The purpose of regulation

A reader of my blog piece yesterday wrote to me via email and quoted me from my piece: "'Most people don't realize that regulation is not about preventing harm to people.' I'm guessing that you meant '...regulation is not just about preventing harm....'" Dear reader, I actually did mean that the purpose of regulation is to permit harm. Here's why.

Let's say that Company "X" produces widgets, and in the process of producing those widgets they release byproduct "Y" into the atmosphere. It turns out that no other known manufacturing process can produce widgets nearly as inexpensively as the one Company X uses. Non-profit organization "Z" lobbies Congress to create legislation outlawing the use of "Y" in manufacturing, thus creating a new regulation, but Company X's own lobbyists argue that banning the use of "Y" in manufacturing would harm the economy. Congress ends up compromising by creating tough, new legislation that doesn't ban the use of "Y" in manufacturing entirely but does impose stringent new standards in its use in manufacturing.

Most people would look at the above scenario and conclude that the legislation was intended to prevent harm to people, but they'd be wrong. Look at the result. Company X still gets to release Y into the atmosphere, but now they do it in smaller quantities and must file various kinds of paperwork and pass various inspections in order to do it. Put another way, the legislation has become a permit to harm others. Further, even the original legislation proposed by non-profit Z assumed that such a compromise would happen. If they really wanted to prevent harm, their original proposal would have said, "No one may release Y into the atmosphere," but that's not what it said. Instead, the original proposal chose to involve itself in the manufacturing process. It didn't ban any emission of Y into the atmosphere, just Y emitted during manufacturing. By opening the door in this way, Z tacitly agreed that there were times when emitting Y into the atmosphere were unavoidable.

The net result is that only wealthy company X can afford to meet the new regulation, yet their product continues to be manufactured at a reduced price compared to other manufacturing methods. They, of course, will continue to rail about he unfairness of the new regulations, but in reality they smile secretly because they know that it's now much harder for a new startup to take away their business from them by engaging in the same form of manufacturing. In other words, they benefit from the new regulation while simultaneously suffering under it.

Meanwhile, ordinary people continue to suffer from the reduced emission of Y into the atmosphere. The politicians crow about how they stood up to the tough business and its lobbyists, while Z brags to its supporters about its great success in fighting the use of Y in manufacturing. Yet, the harm continues.

If it had been the intention of the politicians and the lobbyists to prevent people from being harmed by emitting Y into the atmosphere, they could have simply banned it entirely. They chose not to do so.

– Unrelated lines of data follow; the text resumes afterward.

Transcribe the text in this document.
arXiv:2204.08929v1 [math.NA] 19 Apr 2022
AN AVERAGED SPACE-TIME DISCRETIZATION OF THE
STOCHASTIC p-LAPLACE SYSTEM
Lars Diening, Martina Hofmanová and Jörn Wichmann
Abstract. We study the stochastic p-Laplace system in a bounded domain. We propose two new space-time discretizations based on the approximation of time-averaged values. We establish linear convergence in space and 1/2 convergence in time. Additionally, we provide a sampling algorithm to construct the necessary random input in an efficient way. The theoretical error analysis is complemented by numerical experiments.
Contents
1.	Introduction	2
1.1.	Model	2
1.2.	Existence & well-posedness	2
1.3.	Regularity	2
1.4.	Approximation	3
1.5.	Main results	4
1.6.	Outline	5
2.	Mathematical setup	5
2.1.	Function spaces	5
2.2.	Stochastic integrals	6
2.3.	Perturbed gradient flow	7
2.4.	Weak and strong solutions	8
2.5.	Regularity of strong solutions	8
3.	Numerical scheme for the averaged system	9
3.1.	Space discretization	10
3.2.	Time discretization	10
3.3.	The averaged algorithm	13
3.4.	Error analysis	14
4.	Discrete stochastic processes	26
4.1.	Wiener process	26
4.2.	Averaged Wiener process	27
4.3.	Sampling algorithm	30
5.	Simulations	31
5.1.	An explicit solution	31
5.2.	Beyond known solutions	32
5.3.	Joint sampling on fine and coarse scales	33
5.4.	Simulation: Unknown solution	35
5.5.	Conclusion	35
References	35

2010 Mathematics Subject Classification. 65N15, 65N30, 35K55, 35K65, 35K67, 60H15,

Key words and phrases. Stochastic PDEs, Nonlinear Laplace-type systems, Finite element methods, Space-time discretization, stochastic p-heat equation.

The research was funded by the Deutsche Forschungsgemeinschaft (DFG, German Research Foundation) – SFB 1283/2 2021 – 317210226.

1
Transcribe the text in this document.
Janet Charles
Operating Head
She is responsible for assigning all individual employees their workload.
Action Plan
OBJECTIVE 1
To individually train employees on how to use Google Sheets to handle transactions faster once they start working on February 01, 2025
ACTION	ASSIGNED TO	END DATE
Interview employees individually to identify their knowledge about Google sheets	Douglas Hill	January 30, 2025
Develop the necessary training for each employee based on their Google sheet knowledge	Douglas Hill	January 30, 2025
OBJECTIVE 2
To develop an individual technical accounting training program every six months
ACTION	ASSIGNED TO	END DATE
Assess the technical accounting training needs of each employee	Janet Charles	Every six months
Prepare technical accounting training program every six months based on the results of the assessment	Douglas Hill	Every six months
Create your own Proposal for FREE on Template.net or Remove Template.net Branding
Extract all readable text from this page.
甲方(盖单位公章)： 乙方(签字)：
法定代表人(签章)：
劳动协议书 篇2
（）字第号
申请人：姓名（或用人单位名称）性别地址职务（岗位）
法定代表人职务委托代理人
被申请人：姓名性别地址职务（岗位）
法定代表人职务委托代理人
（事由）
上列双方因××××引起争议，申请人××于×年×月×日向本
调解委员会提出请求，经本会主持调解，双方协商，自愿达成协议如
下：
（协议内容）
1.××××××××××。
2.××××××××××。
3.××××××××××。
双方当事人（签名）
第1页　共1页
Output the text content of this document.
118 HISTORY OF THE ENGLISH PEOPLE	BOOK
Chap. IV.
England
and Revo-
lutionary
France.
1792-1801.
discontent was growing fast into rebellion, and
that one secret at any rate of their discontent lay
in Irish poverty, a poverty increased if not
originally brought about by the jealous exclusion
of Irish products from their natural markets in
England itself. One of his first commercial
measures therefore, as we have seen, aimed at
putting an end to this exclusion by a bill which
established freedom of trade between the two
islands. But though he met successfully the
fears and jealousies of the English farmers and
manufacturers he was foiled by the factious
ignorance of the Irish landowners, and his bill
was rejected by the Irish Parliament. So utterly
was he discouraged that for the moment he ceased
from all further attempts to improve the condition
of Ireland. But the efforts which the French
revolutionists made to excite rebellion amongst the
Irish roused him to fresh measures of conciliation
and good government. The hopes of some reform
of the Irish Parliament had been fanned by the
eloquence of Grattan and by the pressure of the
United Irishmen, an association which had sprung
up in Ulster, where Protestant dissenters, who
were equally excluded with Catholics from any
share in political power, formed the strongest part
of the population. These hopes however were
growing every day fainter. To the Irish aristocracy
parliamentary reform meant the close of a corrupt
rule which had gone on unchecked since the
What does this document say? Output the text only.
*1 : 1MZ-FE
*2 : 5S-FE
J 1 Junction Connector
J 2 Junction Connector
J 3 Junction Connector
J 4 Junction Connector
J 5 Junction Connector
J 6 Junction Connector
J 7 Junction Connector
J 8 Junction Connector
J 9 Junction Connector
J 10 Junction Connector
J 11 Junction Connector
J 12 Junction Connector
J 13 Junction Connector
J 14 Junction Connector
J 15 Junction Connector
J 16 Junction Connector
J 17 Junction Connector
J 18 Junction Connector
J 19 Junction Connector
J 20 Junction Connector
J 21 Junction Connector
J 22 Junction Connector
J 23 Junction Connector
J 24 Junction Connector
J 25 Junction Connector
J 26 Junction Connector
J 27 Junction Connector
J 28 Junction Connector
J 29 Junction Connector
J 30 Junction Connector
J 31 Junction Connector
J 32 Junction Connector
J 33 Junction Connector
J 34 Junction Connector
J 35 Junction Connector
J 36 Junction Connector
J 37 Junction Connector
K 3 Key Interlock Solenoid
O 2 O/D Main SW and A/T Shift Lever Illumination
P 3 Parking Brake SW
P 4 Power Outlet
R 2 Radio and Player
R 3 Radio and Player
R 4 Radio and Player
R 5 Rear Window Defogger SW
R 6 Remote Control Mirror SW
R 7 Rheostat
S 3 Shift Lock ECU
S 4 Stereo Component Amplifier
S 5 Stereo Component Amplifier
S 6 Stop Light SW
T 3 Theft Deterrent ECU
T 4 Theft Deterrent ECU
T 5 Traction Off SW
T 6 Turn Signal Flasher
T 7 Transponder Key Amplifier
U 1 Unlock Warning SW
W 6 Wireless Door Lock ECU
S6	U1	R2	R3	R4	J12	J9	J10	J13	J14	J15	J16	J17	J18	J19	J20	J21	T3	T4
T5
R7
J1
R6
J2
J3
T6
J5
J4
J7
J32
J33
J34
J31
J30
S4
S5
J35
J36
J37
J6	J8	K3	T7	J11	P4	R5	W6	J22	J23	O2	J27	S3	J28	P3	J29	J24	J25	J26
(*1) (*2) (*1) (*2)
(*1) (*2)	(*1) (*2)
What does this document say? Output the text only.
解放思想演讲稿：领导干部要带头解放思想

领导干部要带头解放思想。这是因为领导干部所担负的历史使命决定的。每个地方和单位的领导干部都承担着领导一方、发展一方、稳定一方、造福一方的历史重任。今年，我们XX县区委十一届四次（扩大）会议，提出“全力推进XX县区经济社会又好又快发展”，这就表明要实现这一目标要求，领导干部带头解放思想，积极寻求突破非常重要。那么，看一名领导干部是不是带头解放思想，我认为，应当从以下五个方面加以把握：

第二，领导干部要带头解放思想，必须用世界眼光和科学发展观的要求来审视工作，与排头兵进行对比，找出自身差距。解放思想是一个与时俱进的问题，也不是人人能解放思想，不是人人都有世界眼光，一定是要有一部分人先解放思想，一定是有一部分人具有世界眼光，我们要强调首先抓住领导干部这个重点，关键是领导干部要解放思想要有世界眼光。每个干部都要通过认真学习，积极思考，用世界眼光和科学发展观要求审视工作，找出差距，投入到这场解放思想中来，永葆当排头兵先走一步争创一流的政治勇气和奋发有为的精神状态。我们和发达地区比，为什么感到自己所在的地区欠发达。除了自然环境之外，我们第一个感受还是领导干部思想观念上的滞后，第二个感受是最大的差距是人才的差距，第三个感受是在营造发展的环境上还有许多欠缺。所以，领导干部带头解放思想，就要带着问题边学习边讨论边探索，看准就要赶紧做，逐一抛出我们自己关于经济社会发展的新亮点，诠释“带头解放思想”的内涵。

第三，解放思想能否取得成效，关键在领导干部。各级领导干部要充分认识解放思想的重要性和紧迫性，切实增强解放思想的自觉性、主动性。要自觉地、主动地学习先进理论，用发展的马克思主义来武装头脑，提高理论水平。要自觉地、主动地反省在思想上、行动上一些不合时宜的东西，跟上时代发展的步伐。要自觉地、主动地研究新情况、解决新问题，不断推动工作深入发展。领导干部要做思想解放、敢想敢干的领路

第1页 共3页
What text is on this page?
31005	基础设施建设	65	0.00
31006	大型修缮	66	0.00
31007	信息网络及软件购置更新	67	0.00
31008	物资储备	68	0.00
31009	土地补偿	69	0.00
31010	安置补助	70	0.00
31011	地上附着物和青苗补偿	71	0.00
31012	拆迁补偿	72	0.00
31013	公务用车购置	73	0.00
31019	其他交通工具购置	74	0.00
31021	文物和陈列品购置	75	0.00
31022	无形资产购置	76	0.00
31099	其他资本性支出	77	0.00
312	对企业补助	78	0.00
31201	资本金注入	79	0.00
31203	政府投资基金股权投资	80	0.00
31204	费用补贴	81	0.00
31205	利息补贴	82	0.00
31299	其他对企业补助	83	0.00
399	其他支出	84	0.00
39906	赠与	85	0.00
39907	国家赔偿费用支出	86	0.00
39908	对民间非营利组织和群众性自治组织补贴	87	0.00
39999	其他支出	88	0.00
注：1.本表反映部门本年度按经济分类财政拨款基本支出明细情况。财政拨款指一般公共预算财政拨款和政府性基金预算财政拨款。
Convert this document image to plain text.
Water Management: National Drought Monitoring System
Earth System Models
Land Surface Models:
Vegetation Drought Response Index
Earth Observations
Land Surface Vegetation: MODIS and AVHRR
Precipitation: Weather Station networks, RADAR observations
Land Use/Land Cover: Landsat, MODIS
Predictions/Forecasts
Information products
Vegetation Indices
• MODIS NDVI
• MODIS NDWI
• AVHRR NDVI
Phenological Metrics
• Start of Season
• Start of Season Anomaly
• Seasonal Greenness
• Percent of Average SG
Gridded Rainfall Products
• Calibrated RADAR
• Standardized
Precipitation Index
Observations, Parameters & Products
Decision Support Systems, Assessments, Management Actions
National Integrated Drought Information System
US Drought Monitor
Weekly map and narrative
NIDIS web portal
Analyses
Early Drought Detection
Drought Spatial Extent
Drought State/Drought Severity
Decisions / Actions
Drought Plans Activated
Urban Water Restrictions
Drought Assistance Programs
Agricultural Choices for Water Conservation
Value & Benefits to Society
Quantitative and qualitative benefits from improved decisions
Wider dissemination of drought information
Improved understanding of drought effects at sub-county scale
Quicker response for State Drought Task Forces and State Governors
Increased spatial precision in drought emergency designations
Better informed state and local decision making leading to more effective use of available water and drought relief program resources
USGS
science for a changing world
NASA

The same thing happened in the early 1900s (and at the times of every other financial crisis in America's history). Congress and the lobbyists on both sides of the aisle refused to ban legalized fraud. None of them even publicly recognized such fraud as the root cause of the problem. Instead, they chose to regulate it, thereby permitting certain parties from engaging in it while preventing others from engaging in the same behavior. If a behavior is harmful, then no one should be permitted to engage in it. Witness what happens when certain parties are licensed to harm others because they are considered by the law to have a history of behaving "more responsibly" than others. Witness the utter depravity of regulation.